In this section, we discuss the results from 16 experiments on real data streams, some of which exhibit concept drifts and feature various imbalance ratios. Unlike synthetic data streams, which are generated based on specific probability distributions and are thus well-behaved, real data streams might not follow these distributions. This can introduce unique challenges, such as data chunks that contain instances of only one class.

Table 3. F1-Score (left) and Kappa (right) obtained by the algorithms for the sixteen real datasets

Table 3 shows the F1-Score and Kappa achieved by the algorithms compared across all real datasets. BASWE consistently delivered the highest Total Best value of F1-Score, achieving this in 8 of the 16 real datasets. In terms of Kappa, there was a tie among CSARF, ROSE, and BASWE algorithms, that have Total Best value equal to 5 experiments each. Just as observed in experiments with synthetic data streams, SMOTE-OB exhibited a high computational cost and was unable to complete the execution of experiments within the 60-minute time constraint for 5 of the 16 data sets.

Table 4. ‘Total Best’ of F1-Score for total experiments

Table 5. ‘Total Best’ of Kappa for total experiments

4.8 Discussion

Tables 4 and 5 present the overall performance of the algorithms measured by F1-Score and Kappa, respectively. Experimental results suggest that the BASWE is a promising choice for binary classification tasks involving class imbalance with and without concept drift. BASWE achieved superior results when measured by F1-Score, achieving the best performance or equivalent to the best in 48 out of 136 general experiments: 15 out of 40 in imbalanced data streams without concept drift, 14 out of 40 for the set with gradual concept drift, 11 out of 40 for the set with sudden concept drift, and 8 out of 16 for the real datasets. Similarly, it attained superior results when measured by the Kappa statistic, achieving the best performance or equivalent to the best in 58 out of 136 general experiments: 20 out of 40 in imbalanced data streams without concept drift, 19 out of 40 for the set with gradual concept drift, 14 out of 40 for the set with sudden concept drift, and 5 out of 16 for the real datasets.

The experimental data highlighted in Sect. 4.6 suggest that the effectiveness of BASWE decreases in the presence of sudden concept drifts. In such cases, the algorithms that recorded the highest ‘Total Best’ scores for each metric (CALMID for F1-Score and ROSE for Kappa) utilize drift detection mechanisms, which directly address concept drift. This could suggest that BASWE’s implicit method of handling concept drift may be less effective during rapid shifts in data distribution, resulting in a slower adaptation to these changes.

5 Conclusion

This paper presents BASWE, an algorithm tailored specifically for binary classification in imbalanced data streams with and without concept drift. BASWE incorporates sliding windows paired with class-specific oversampling. Rather than processing all data uniformly, BASWE prioritizes the minority class instances, ensuring their proportional representation within the model. Class-specific oversampling entails replicating instances of the minority class, effectively countering the prevalent class imbalance.

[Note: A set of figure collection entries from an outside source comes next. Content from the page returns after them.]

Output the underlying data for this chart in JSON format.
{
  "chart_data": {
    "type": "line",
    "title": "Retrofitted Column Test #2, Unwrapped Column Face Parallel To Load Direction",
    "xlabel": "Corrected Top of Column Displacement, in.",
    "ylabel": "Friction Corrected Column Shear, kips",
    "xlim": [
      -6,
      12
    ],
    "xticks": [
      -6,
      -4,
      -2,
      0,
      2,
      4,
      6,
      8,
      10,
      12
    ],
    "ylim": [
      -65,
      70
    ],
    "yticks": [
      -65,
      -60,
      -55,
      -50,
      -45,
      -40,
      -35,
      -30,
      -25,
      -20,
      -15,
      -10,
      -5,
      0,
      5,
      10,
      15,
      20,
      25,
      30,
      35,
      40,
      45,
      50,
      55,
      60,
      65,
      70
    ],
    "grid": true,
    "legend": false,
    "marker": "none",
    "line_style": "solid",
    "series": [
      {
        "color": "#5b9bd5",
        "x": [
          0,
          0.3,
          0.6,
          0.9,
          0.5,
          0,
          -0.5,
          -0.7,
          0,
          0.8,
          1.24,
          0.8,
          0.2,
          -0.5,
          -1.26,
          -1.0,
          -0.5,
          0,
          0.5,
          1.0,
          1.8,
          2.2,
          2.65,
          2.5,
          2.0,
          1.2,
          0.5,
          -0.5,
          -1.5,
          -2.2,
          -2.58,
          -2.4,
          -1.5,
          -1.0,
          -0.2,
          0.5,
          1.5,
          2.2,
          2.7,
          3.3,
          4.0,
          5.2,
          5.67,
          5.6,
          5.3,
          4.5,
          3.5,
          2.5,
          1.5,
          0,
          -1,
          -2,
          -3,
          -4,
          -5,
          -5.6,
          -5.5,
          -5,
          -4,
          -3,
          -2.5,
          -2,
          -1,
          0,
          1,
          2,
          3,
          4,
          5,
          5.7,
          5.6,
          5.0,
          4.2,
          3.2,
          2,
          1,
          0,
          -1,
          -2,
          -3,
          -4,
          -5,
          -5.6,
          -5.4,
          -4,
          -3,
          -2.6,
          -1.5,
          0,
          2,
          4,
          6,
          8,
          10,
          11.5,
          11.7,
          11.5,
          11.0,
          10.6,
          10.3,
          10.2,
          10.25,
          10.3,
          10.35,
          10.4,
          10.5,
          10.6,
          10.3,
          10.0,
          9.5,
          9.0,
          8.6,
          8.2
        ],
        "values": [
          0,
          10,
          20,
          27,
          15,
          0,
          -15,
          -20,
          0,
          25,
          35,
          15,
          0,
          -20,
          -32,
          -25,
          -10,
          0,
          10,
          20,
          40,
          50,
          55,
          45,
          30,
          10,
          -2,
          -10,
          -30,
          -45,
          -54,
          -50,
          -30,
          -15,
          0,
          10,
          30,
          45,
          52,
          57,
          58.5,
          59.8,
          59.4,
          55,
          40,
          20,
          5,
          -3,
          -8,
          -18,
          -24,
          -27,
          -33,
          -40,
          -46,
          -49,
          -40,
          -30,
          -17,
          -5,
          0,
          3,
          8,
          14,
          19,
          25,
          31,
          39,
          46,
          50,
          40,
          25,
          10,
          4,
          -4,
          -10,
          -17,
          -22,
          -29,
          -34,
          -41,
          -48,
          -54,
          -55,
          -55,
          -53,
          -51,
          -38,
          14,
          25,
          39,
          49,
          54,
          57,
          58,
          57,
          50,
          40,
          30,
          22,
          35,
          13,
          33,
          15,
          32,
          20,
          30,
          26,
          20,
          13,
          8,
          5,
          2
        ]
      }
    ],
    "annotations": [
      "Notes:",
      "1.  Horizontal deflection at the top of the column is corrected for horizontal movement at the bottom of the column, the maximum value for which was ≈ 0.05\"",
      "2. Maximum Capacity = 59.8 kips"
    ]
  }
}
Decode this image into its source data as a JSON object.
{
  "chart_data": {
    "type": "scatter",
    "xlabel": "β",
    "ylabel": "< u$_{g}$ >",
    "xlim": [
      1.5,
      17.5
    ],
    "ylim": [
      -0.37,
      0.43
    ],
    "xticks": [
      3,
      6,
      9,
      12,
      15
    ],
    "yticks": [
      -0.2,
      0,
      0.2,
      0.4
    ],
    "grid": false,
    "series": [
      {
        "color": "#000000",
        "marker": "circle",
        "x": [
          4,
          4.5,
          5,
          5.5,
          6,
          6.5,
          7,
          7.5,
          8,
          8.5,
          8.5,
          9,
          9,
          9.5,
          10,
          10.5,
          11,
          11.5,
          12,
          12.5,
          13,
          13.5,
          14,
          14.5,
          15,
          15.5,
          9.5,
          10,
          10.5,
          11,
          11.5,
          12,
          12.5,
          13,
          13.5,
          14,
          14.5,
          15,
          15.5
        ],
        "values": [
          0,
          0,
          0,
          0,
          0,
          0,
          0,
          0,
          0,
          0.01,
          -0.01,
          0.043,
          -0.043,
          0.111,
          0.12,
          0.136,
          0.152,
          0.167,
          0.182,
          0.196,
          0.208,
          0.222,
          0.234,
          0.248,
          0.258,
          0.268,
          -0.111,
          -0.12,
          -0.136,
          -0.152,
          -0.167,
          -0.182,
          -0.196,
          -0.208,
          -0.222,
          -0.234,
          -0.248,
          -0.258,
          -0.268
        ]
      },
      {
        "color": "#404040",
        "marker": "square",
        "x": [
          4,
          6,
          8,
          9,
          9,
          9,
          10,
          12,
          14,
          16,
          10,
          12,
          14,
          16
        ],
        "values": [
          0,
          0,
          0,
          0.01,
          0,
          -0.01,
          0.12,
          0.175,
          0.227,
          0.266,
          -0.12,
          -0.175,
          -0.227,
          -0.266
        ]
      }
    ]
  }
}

Furthermore, BASWE leverages Balanced Accuracy for ensemble updates and vote abstention. This not only ensures that the algorithm remains unbiased towards the majority class, offering a fair evaluation of its performance across both classes, but also measures the quality of experts within the ensemble. By evaluating and subsequently updating or replacing underperforming experts based on Balanced Accuracy, BASWE implicitly addresses concept drift over time. This continuous updating also enhances the diversity within the ensemble, which is further augmented by selecting a random subset of features for each expert in the ensemble.

Its consistently high performance across a variety of datasets, coupled with its robustness to different data conditions, makes BASWE a versatile and reliable choice for handling classification tasks in imbalanced data streams, with or without concept drift.